We grieved the loss of parenthood but eventually embraced our new position in life and, with a few longings here and there, were relatively fine with being the non-parents in our circles. Dana always had a soft spot for the babies and children in those circles, a spot that took on new significance once child rearing was completely out of our picture. She coined the phrase “baby holdies” as in “I need some baby holdies,” capturing the restorative, divine vibe that comes while holding a baby. When knitting became her forte, booties were a “must knit” for any new babies that came along. She certainly carried the nurture gene and I would get a little sad when I thought of her not getting to maximize that gene. To this day one of my favorite pictures of Dana is her displaying two freshly knitted sets of booties for friends pregnant with twins.
Within a few days of Dana’s passing, even before her funeral, I received an email from our good friend Karen Norval. I had known Karen for many years through youth ministry circles and she was serving on InWord’s board of directors at this time. She and Dana were good friends but had not spent a lot of time together. In her email, Karen shared that she had a dream about Dana the previous night. In her dream she saw Dana in heaven and then she wrote, “Barry, there were children everywhere.” Karen is a soulful, thoughtful, discerning person. I take her dreams seriously.
For many years I was comforted by that scene…by Dana getting to experience the joys and fulfillment of nurturing children in ways immeasurably beyond what she could imagine. Of course, it would only be the joys and fulfillment part of nurturing, not the frustrating parts of nurturing…this is heaven, after all.

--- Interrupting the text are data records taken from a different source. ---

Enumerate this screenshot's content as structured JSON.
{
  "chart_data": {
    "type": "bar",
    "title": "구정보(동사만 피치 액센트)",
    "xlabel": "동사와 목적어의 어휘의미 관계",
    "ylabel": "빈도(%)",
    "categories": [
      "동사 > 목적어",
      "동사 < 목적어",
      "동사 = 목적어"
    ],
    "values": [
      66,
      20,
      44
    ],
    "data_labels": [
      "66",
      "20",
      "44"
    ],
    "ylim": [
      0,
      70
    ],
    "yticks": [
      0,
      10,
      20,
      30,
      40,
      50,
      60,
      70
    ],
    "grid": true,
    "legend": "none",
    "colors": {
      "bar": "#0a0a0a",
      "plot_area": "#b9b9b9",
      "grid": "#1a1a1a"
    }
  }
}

But I had a specific epiphany (“spepiphany”?) while sitting in church a couple months ago that has melted my heart: I can now picture some faces in that scene of “children everywhere.” I don’t want to presume to know what God has going on for our little ones who’ve gone before us. But when I feel the pain of our friends and family who’ve lost their precious ones, I am comforted by the redemptive circle that is being completed in heaven. I share this in the hopes that it may comfort them, if maybe for just a moment.
In the months we spent in hospice mode, in the shadow of heaven’s gate, we had two very clear moments that reminded us of how thin the veil is between here and There…moments of assurance that all you believe about heaven is true, moments of assurance telling you that you can trust all your instincts and beliefs about hope, that God is indeed communicating with you through unusual means, including dreams.

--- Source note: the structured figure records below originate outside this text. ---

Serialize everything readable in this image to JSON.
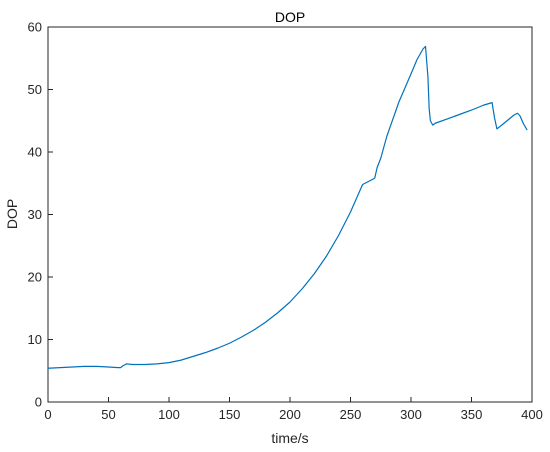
{
  "chart_data": {
    "type": "line",
    "title": "DOP",
    "xlabel": "time/s",
    "ylabel": "DOP",
    "xlim": [
      0,
      400
    ],
    "ylim": [
      0,
      60
    ],
    "xticks": [
      0,
      50,
      100,
      150,
      200,
      250,
      300,
      350,
      400
    ],
    "yticks": [
      0,
      10,
      20,
      30,
      40,
      50,
      60
    ],
    "xtick_labels": [
      "0",
      "50",
      "100",
      "150",
      "200",
      "250",
      "300",
      "350",
      "400"
    ],
    "ytick_labels": [
      "0",
      "10",
      "20",
      "30",
      "40",
      "50",
      "60"
    ],
    "grid": false,
    "legend": "none",
    "series": [
      {
        "color": "#0072BD",
        "x": [
          0,
          10,
          20,
          30,
          40,
          50,
          58,
          60,
          62,
          65,
          70,
          80,
          90,
          100,
          110,
          115,
          120,
          130,
          140,
          150,
          160,
          170,
          180,
          190,
          200,
          210,
          220,
          230,
          240,
          250,
          260,
          270,
          272,
          275,
          280,
          290,
          300,
          305,
          310,
          312,
          314,
          315,
          316,
          318,
          320,
          330,
          340,
          350,
          360,
          367,
          369,
          371,
          375,
          380,
          385,
          388,
          390,
          393,
          396
        ],
        "y": [
          5.4,
          5.5,
          5.6,
          5.7,
          5.7,
          5.6,
          5.5,
          5.5,
          5.8,
          6.1,
          6.0,
          6.0,
          6.1,
          6.3,
          6.7,
          7.0,
          7.3,
          7.9,
          8.6,
          9.4,
          10.4,
          11.5,
          12.8,
          14.3,
          16.0,
          18.1,
          20.5,
          23.3,
          26.6,
          30.4,
          34.8,
          35.8,
          37.5,
          39.0,
          42.5,
          48.0,
          52.5,
          54.8,
          56.5,
          56.9,
          52.0,
          47.0,
          45.0,
          44.3,
          44.6,
          45.3,
          46.0,
          46.7,
          47.5,
          47.9,
          45.5,
          43.7,
          44.3,
          45.1,
          45.9,
          46.2,
          45.8,
          44.5,
          43.5
        ]
      }
    ]
  }
}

So it seems that we can take heart in a particular reunion in heaven: children whose lives have been robbed of being raised by their nurturing, loving parents connecting with someone whose life was robbed of getting to nurture and love her own children. It’s God-parenting at the highest level. Literally.

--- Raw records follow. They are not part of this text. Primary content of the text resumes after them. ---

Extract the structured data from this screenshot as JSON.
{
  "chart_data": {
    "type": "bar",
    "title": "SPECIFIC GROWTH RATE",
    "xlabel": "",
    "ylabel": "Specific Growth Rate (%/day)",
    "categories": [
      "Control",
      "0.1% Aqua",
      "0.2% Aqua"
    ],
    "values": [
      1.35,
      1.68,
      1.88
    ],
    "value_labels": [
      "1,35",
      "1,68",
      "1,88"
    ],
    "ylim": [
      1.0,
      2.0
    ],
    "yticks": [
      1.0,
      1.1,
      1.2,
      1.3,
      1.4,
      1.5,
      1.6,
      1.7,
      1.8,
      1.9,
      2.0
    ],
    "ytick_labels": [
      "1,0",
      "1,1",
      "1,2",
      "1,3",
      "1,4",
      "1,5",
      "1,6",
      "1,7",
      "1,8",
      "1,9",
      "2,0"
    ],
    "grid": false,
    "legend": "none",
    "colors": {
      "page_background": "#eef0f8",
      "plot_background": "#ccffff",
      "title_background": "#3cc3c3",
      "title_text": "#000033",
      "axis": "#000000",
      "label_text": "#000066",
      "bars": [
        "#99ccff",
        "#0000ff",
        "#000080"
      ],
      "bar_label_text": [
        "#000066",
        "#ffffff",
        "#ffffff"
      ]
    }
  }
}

Whether we feel like it or not, we are part of something that’s bigger than what we see.
I leave you with a picture from one of Dana’s scrapbooks, just sent to me by Dana’s mother, my mother-in-law for life, Mama Sue…a little something that might help us picture that particular reunion in heaven. This is Dana showing toddler Buzzin Cara (“beloved cousin”) how to play the harp. Cara, now married to Aaron, is a beautiful woman with two energetic boys of her own.